Now, let me take a moment and remind you of our consumer-product strategy.
It involves the aggressive promotion and deep penetration of our DSL product, thus building the base to market and layer on our IPTV offering.
This approach has given us first-mover advantage with our triple-play offering in all of our markets.
Execution on our DSL strategy continues to go well, as we added 3,200 new DSL subscribers during this quarter.
This brings our total DSL subscriber count to 56,000 and represents 33.6% penetration of primary residential lines.
Due to the consumer demand for DSL, we believe we will continue to experience growth in the future.
Regarding IPTV, the results in both Texas and Illinois met our expectations and we are pleased with the progress in both of the states.
During the quarter, we added over 1,400 new subscribers, bringing the total count to 8,400.
Before I provide the data on the individual markets, please not that for competitive reasons and consistent with our disclosure policy for our other products, this will be the last quarter that we will provide detail on the number of IPTV customers per state.
In Illinois, we added almost 1,000 customers in the quarter, bringing the total subscriber base to 7,300 -- a very solid quarter.
Customer acceptance continues to be positive.
The network is performing well and our triple-play offering continues to be well-received.
In Texas, the rollout is also going well.

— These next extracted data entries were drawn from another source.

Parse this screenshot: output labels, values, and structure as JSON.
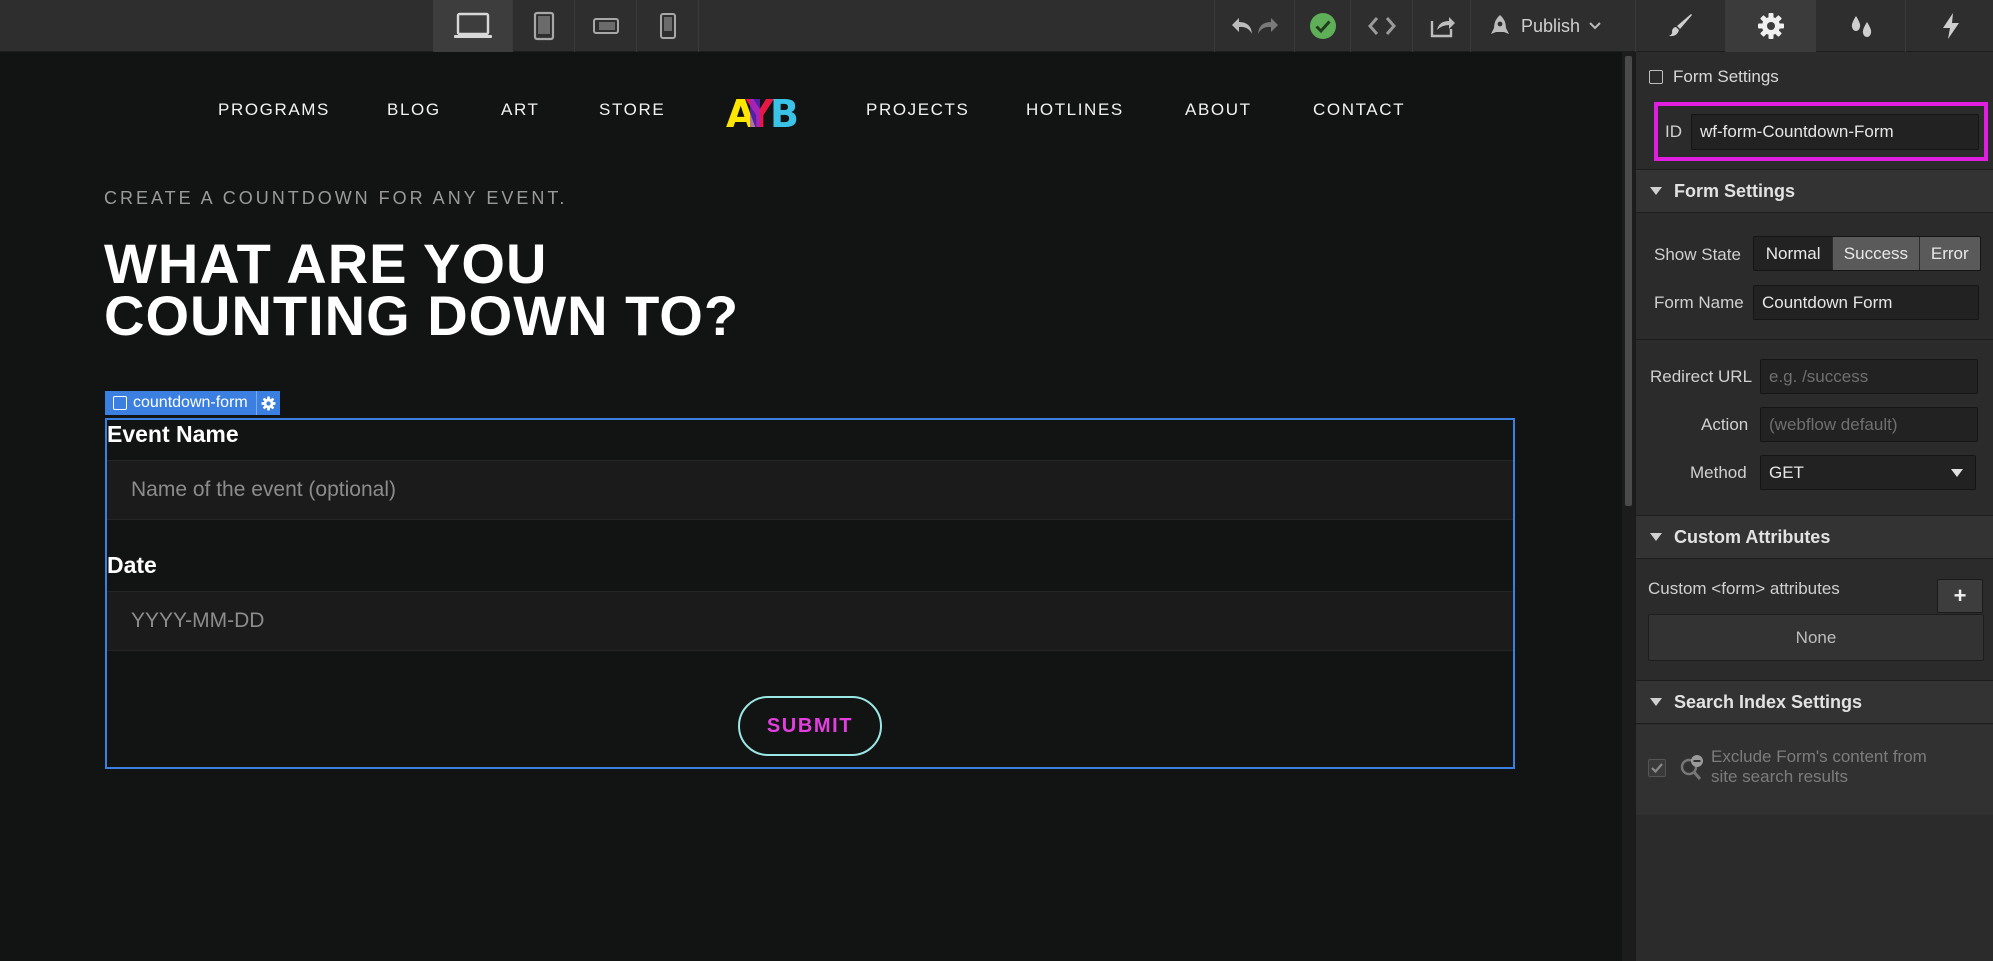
{
  "toolbar": {
    "devices": [
      "desktop-icon",
      "tablet-icon",
      "mobile-landscape-icon",
      "mobile-portrait-icon"
    ],
    "publish_label": "Publish",
    "panel_tabs": [
      "brush-icon",
      "gear-icon",
      "drops-icon",
      "lightning-icon"
    ]
  },
  "site": {
    "nav_left": [
      "PROGRAMS",
      "BLOG",
      "ART",
      "STORE"
    ],
    "nav_right": [
      "PROJECTS",
      "HOTLINES",
      "ABOUT",
      "CONTACT"
    ],
    "logo_text": "AYB",
    "eyebrow": "CREATE A COUNTDOWN FOR ANY EVENT.",
    "headline": "WHAT ARE YOU\nCOUNTING DOWN TO?",
    "form_tag": "countdown-form",
    "fields": [
      {
        "label": "Event Name",
        "placeholder": "Name of the event (optional)"
      },
      {
        "label": "Date",
        "placeholder": "YYYY-MM-DD"
      }
    ],
    "submit_label": "SUBMIT"
  },
  "panel": {
    "header_label": "Form Settings",
    "id_label": "ID",
    "id_value": "wf-form-Countdown-Form",
    "form_settings_title": "Form Settings",
    "show_state_label": "Show State",
    "states": [
      "Normal",
      "Success",
      "Error"
    ],
    "active_state": "Normal",
    "form_name_label": "Form Name",
    "form_name_value": "Countdown Form",
    "redirect_label": "Redirect URL",
    "redirect_placeholder": "e.g. /success",
    "action_label": "Action",
    "action_placeholder": "(webflow default)",
    "method_label": "Method",
    "method_value": "GET",
    "custom_attr_title": "Custom Attributes",
    "custom_attr_label": "Custom <form> attributes",
    "custom_attr_add": "+",
    "custom_attr_none": "None",
    "search_title": "Search Index Settings",
    "exclude_line1": "Exclude Form's content from",
    "exclude_line2": "site search results"
  },
  "colors": {
    "selection": "#3b80e0",
    "highlight": "#e01ee0",
    "submit_text": "#e33fe0",
    "submit_border": "#9be7e6",
    "status_ok": "#5fae58"
  }
}
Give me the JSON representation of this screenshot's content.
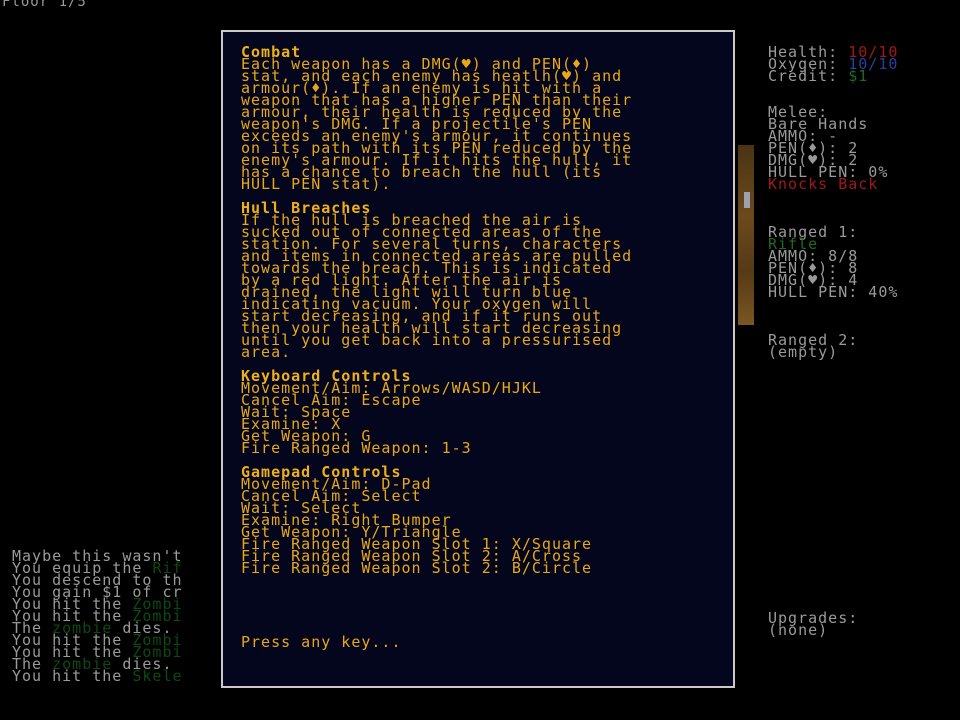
{
  "floor_label": "Floor 1/5",
  "stats": {
    "health_label": "Health:",
    "health_value": "10/10",
    "oxygen_label": "Oxygen:",
    "oxygen_value": "10/10",
    "credit_label": "Credit:",
    "credit_value": "$1",
    "melee_label": "Melee:",
    "melee_name": "Bare Hands",
    "melee_ammo": "AMMO: -",
    "melee_pen": "PEN(♦): 2",
    "melee_dmg": "DMG(♥): 2",
    "melee_hull_pen": "HULL PEN: 0%",
    "melee_special": "Knocks Back",
    "ranged1_label": "Ranged 1:",
    "ranged1_name": "Rifle",
    "ranged1_ammo": "AMMO: 8/8",
    "ranged1_pen": "PEN(♦): 8",
    "ranged1_dmg": "DMG(♥): 4",
    "ranged1_hull_pen": "HULL PEN: 40%",
    "ranged2_label": "Ranged 2:",
    "ranged2_value": "(empty)",
    "upgrades_label": "Upgrades:",
    "upgrades_value": "(none)"
  },
  "log": [
    {
      "a": "Maybe this wasn't",
      "b": ""
    },
    {
      "a": "You equip the ",
      "b": "Rif"
    },
    {
      "a": "You descend to th",
      "b": ""
    },
    {
      "a": "You gain $1 of cr",
      "b": ""
    },
    {
      "a": "You hit the ",
      "b": "Zombi"
    },
    {
      "a": "You hit the ",
      "b": "Zombi"
    },
    {
      "a": "The ",
      "b": "zombie",
      "c": " dies."
    },
    {
      "a": "You hit the ",
      "b": "Zombi"
    },
    {
      "a": "You hit the ",
      "b": "Zombi"
    },
    {
      "a": "The ",
      "b": "zombie",
      "c": " dies."
    },
    {
      "a": "You hit the ",
      "b": "Skele"
    }
  ],
  "help": {
    "combat_title": "Combat",
    "combat_lines": [
      "Each weapon has a DMG(♥) and PEN(♦)",
      "stat, and each enemy has heatlh(♥) and",
      "armour(♦). If an enemy is hit with a",
      "weapon that has a higher PEN than their",
      "armour, their health is reduced by the",
      "weapon's DMG. If a projectile's PEN",
      "exceeds an enemy's armour, it continues",
      "on its path with its PEN reduced by the",
      "enemy's armour. If it hits the hull, it",
      "has a chance to breach the hull (its",
      "HULL PEN stat)."
    ],
    "hull_title": "Hull Breaches",
    "hull_lines": [
      "If the hull is breached the air is",
      "sucked out of connected areas of the",
      "station. For several turns, characters",
      "and items in connected areas are pulled",
      "towards the breach. This is indicated",
      "by a red light. After the air is",
      "drained, the light will turn blue",
      "indicating vacuum. Your oxygen will",
      "start decreasing, and if it runs out",
      "then your health will start decreasing",
      "until you get back into a pressurised",
      "area."
    ],
    "keyboard_title": "Keyboard Controls",
    "keyboard_lines": [
      "Movement/Aim: Arrows/WASD/HJKL",
      "Cancel Aim: Escape",
      "Wait: Space",
      "Examine: X",
      "Get Weapon: G",
      "Fire Ranged Weapon: 1-3"
    ],
    "gamepad_title": "Gamepad Controls",
    "gamepad_lines": [
      "Movement/Aim: D-Pad",
      "Cancel Aim: Select",
      "Wait: Select",
      "Examine: Right Bumper",
      "Get Weapon: Y/Triangle",
      "Fire Ranged Weapon Slot 1: X/Square",
      "Fire Ranged Weapon Slot 2: A/Cross",
      "Fire Ranged Weapon Slot 2: B/Circle"
    ],
    "prompt": "Press any key..."
  },
  "colors": {
    "panel_bg": "#04061e",
    "text_gold": "#e8a818",
    "health_red": "#a01818",
    "oxygen_blue": "#2b3fa0",
    "credit_green": "#1e6a22"
  }
}
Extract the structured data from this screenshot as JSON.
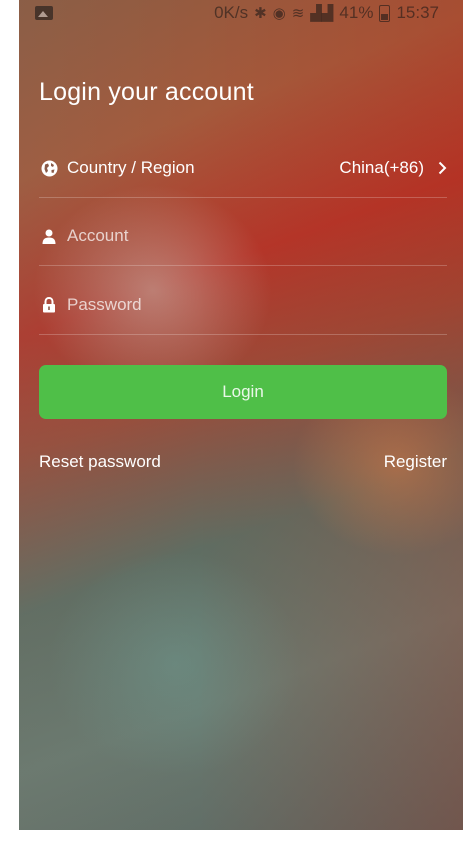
{
  "status_bar": {
    "speed": "0K/s",
    "battery_percent": "41%",
    "time": "15:37"
  },
  "login": {
    "title": "Login your account",
    "country_label": "Country / Region",
    "country_value": "China(+86)",
    "account_placeholder": "Account",
    "password_placeholder": "Password",
    "login_button": "Login",
    "reset_password": "Reset password",
    "register": "Register"
  },
  "icons": {
    "country": "globe-icon",
    "account": "user-icon",
    "password": "lock-icon",
    "chevron": "chevron-right-icon"
  },
  "colors": {
    "accent": "#4fbf48"
  }
}
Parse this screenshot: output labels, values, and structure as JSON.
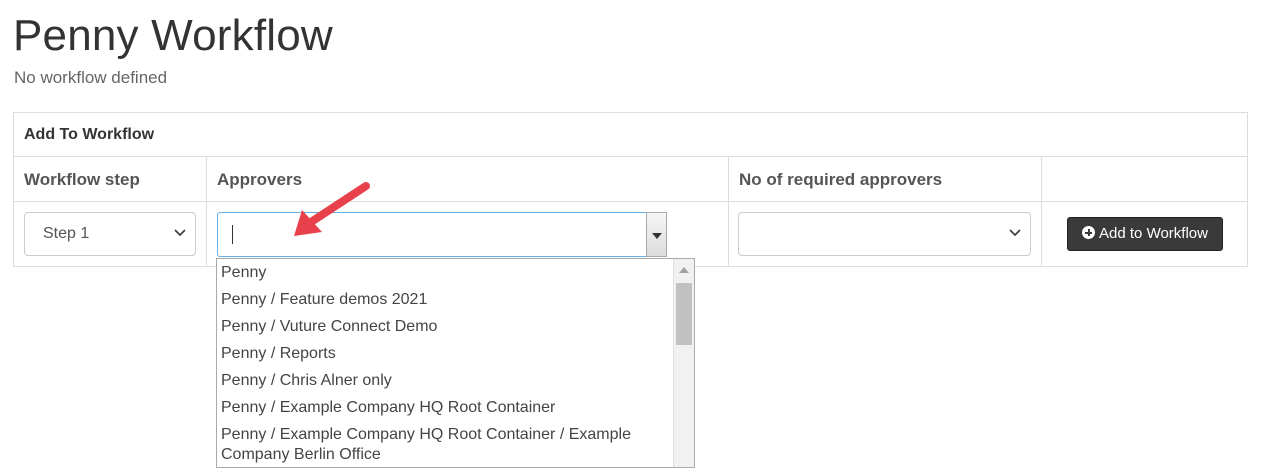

As previously stated, we launched our Lufkin market in March.
And the early results are very encouraging.
As mentioned on our last call, we expect the launch of high-definition and DVR to have a positive impact on subscriber growth in Texas, particularly in Conroe and Katy, due to their demographics.
As you know, we were targeting to launch HD early in the second quarter in Texas and in the third quarter in Illinois, with DVR launching in the third quarter in both states.
However, those dates have slipped a bit.
As with IPTV in general, we are one of the first to roll out an IP-based DVR and high-definition service, and we are working closely with both our equipment and [middleware] vendors to ensure a quality product at launch.
As mentioned, these products are very important to our growth, especially in Texas, and we must make sure that we do it right.
Texas HD will be available next week, which is a little later than we had hoped, and we still expect a third-quarter high-definition launch in Illinois.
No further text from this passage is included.